Imaginons que je souffre d’une arthrose de la hanche m’empêchant de me déplacer dans mes activités quotidiennes. Après plusieurs années de traitement antalgique et de rééducation, les rhumatismes persistent : mon médecin me propose la mise en place d’une prothèse de hanche. « Grâce à des collaborations avec les hôpitaux et professionnels de la santé, nous sommes aujourd’hui capables de proposer des prothèses adaptables à la morphologie du patientAu moyen d’outils de simulation virtuelle1, nous sommes capables de vérifier l’intégrité du mécanisme soumis aux cycles usuels quotidien de chaque individu, comme se lever, marcher ou monter les escaliers, en tenant compte des frottements et interactions. La prothèse est réellement faite pour vous », précise Benyebka Bou-Said. 
Pour mesurer toute l’importance du rôle de la tribologie dans ce système chirurgical, il faut comprendre la reproduction du mécanisme naturel : l’extrémité supérieure du fémur est sectionnée puis remplacée par une « tête fémorale artificielle » fixée dans l’os à l’aide d’un pivot. Dans l’os iliaque, une cavité est fraisée afin d’accueillir « la cupule », qui sera en articulation avec la tête fémorale artificielle. Puis le liquide synovial, ce que la tribologie appelle « le troisième corps », reprend sa mission de lubrification naturelle autour du système mécanique comme auparavant.
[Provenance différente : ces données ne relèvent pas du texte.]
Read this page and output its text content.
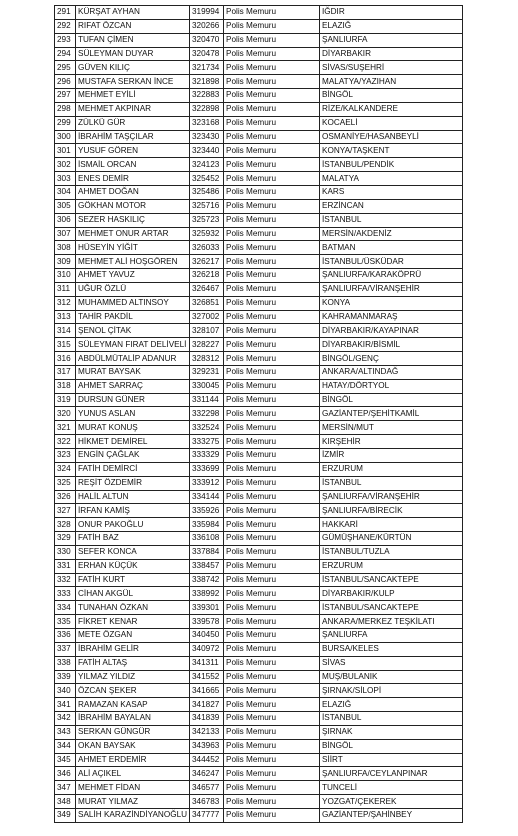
291	KÜRŞAT AYHAN	319994	Polis Memuru	IĞDIR
292	RIFAT ÖZCAN	320266	Polis Memuru	ELAZIĞ
293	TUFAN ÇİMEN	320470	Polis Memuru	ŞANLIURFA
294	SÜLEYMAN DUYAR	320478	Polis Memuru	DİYARBAKIR
295	GÜVEN KILIÇ	321734	Polis Memuru	SİVAS/SUŞEHRİ
296	MUSTAFA SERKAN İNCE	321898	Polis Memuru	MALATYA/YAZIHAN
297	MEHMET EYİLİ	322883	Polis Memuru	BİNGÖL
298	MEHMET AKPINAR	322898	Polis Memuru	RİZE/KALKANDERE
299	ZÜLKÜ GÜR	323168	Polis Memuru	KOCAELİ
300	İBRAHİM TAŞÇILAR	323430	Polis Memuru	OSMANİYE/HASANBEYLİ
301	YUSUF GÖREN	323440	Polis Memuru	KONYA/TAŞKENT
302	İSMAİL ORCAN	324123	Polis Memuru	İSTANBUL/PENDİK
303	ENES DEMİR	325452	Polis Memuru	MALATYA
304	AHMET DOĞAN	325486	Polis Memuru	KARS
305	GÖKHAN MOTOR	325716	Polis Memuru	ERZİNCAN
306	SEZER HASKILIÇ	325723	Polis Memuru	İSTANBUL
307	MEHMET ONUR ARTAR	325932	Polis Memuru	MERSİN/AKDENİZ
308	HÜSEYİN YİĞİT	326033	Polis Memuru	BATMAN
309	MEHMET ALİ HOŞGÖREN	326217	Polis Memuru	İSTANBUL/ÜSKÜDAR
310	AHMET YAVUZ	326218	Polis Memuru	ŞANLIURFA/KARAKÖPRÜ
311	UĞUR ÖZLÜ	326467	Polis Memuru	ŞANLIURFA/VİRANŞEHİR
312	MUHAMMED ALTINSOY	326851	Polis Memuru	KONYA
313	TAHİR PAKDİL	327002	Polis Memuru	KAHRAMANMARAŞ
314	ŞENOL ÇİTAK	328107	Polis Memuru	DİYARBAKIR/KAYAPINAR
315	SÜLEYMAN FIRAT DELİVELİ	328227	Polis Memuru	DİYARBAKIR/BİSMİL
316	ABDÜLMÜTALİP ADANUR	328312	Polis Memuru	BİNGÖL/GENÇ
317	MURAT BAYSAK	329231	Polis Memuru	ANKARA/ALTINDAĞ
318	AHMET SARRAÇ	330045	Polis Memuru	HATAY/DÖRTYOL
319	DURSUN GÜNER	331144	Polis Memuru	BİNGÖL
320	YUNUS ASLAN	332298	Polis Memuru	GAZİANTEP/ŞEHİTKAMİL
321	MURAT KONUŞ	332524	Polis Memuru	MERSİN/MUT
322	HİKMET DEMİREL	333275	Polis Memuru	KIRŞEHİR
323	ENGİN ÇAĞLAK	333329	Polis Memuru	İZMİR
324	FATİH DEMİRCİ	333699	Polis Memuru	ERZURUM
325	REŞİT ÖZDEMİR	333912	Polis Memuru	İSTANBUL
326	HALİL ALTUN	334144	Polis Memuru	ŞANLIURFA/VİRANŞEHİR
327	İRFAN KAMİŞ	335926	Polis Memuru	ŞANLIURFA/BİRECİK
328	ONUR PAKOĞLU	335984	Polis Memuru	HAKKARİ
329	FATİH BAZ	336108	Polis Memuru	GÜMÜŞHANE/KÜRTÜN
330	SEFER KONCA	337884	Polis Memuru	İSTANBUL/TUZLA
331	ERHAN KÜÇÜK	338457	Polis Memuru	ERZURUM
332	FATİH KURT	338742	Polis Memuru	İSTANBUL/SANCAKTEPE
333	CİHAN AKGÜL	338992	Polis Memuru	DİYARBAKIR/KULP
334	TUNAHAN ÖZKAN	339301	Polis Memuru	İSTANBUL/SANCAKTEPE
335	FİKRET KENAR	339578	Polis Memuru	ANKARA/MERKEZ TEŞKİLATI
336	METE ÖZGAN	340450	Polis Memuru	ŞANLIURFA
337	İBRAHİM GELİR	340972	Polis Memuru	BURSA/KELES
338	FATİH ALTAŞ	341311	Polis Memuru	SİVAS
339	YILMAZ YILDIZ	341552	Polis Memuru	MUŞ/BULANIK
340	ÖZCAN ŞEKER	341665	Polis Memuru	ŞIRNAK/SİLOPİ
341	RAMAZAN KASAP	341827	Polis Memuru	ELAZIĞ
342	İBRAHİM BAYALAN	341839	Polis Memuru	İSTANBUL
343	SERKAN GÜNGÜR	342133	Polis Memuru	ŞIRNAK
344	OKAN BAYSAK	343963	Polis Memuru	BİNGÖL
345	AHMET ERDEMİR	344452	Polis Memuru	SİİRT
346	ALİ AÇIKEL	346247	Polis Memuru	ŞANLIURFA/CEYLANPINAR
347	MEHMET FİDAN	346577	Polis Memuru	TUNCELİ
348	MURAT YILMAZ	346783	Polis Memuru	YOZGAT/ÇEKEREK
349	SALİH KARAZİNDİYANOĞLU	347777	Polis Memuru	GAZİANTEP/ŞAHİNBEY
Ces matériaux qui réparent le corps

« Cela fait plusieurs années que la prothèse de hanche est utilisée en France, mais le mécanisme de l’insert représente le point d’amélioration majeur, notamment à cause des débris que l’usure peut provoquer, qui peuvent être transportés jusqu’au sang », ajoute le chercheur de l’INSA Lyon. La dégradation d’un matériel chirurgical dans le corps humain, au-delà de la durée de vie écourtée de la prothèse, pose plusieurs problématiques : « avec les fabricants de prothèses, nous étudions le revêtement pour trouver le plus adapté et le plus sain au corps humain. Grâce à un matériau inoffensif pour le corps et dont les nanoparticules seraient détectables par prise de sang, nous tirerions partie de l’usure de la prothèse tout en mesurant son état de dégradation presque en temps réel », ajoute Benyebka Bou-Said.

Vers l’homme bionique ?

Les individus dotés de prothèses médicales sont de plus en plus nombreux et la recherche est en constante évolution. L’équipe de Benyebka Bou-Said travaille sur des prothèses intelligentes pour assurer un retour au mouvement en toute sécurité et une meilleure acceptation de la prothèse par le corps humain. Les prothèses médicales équipées de capteurs permettraient une meilleure prévention des articulations défectueuses nécessitant un remplacement et permettraient l’exploration d’autres pistes de rééducation.

 

Le rendez-vous incontournable des chercheurs sur la tribologie, prochainement à Lyon

Du 2 au 4 septembre 2019, le congrès annuel international « Leeds-Lyon Symposium On Tribology » rassemblera la communauté scientifique à Lyon pour sa 46e édition autour de la thématique « Tribologie in daily life ».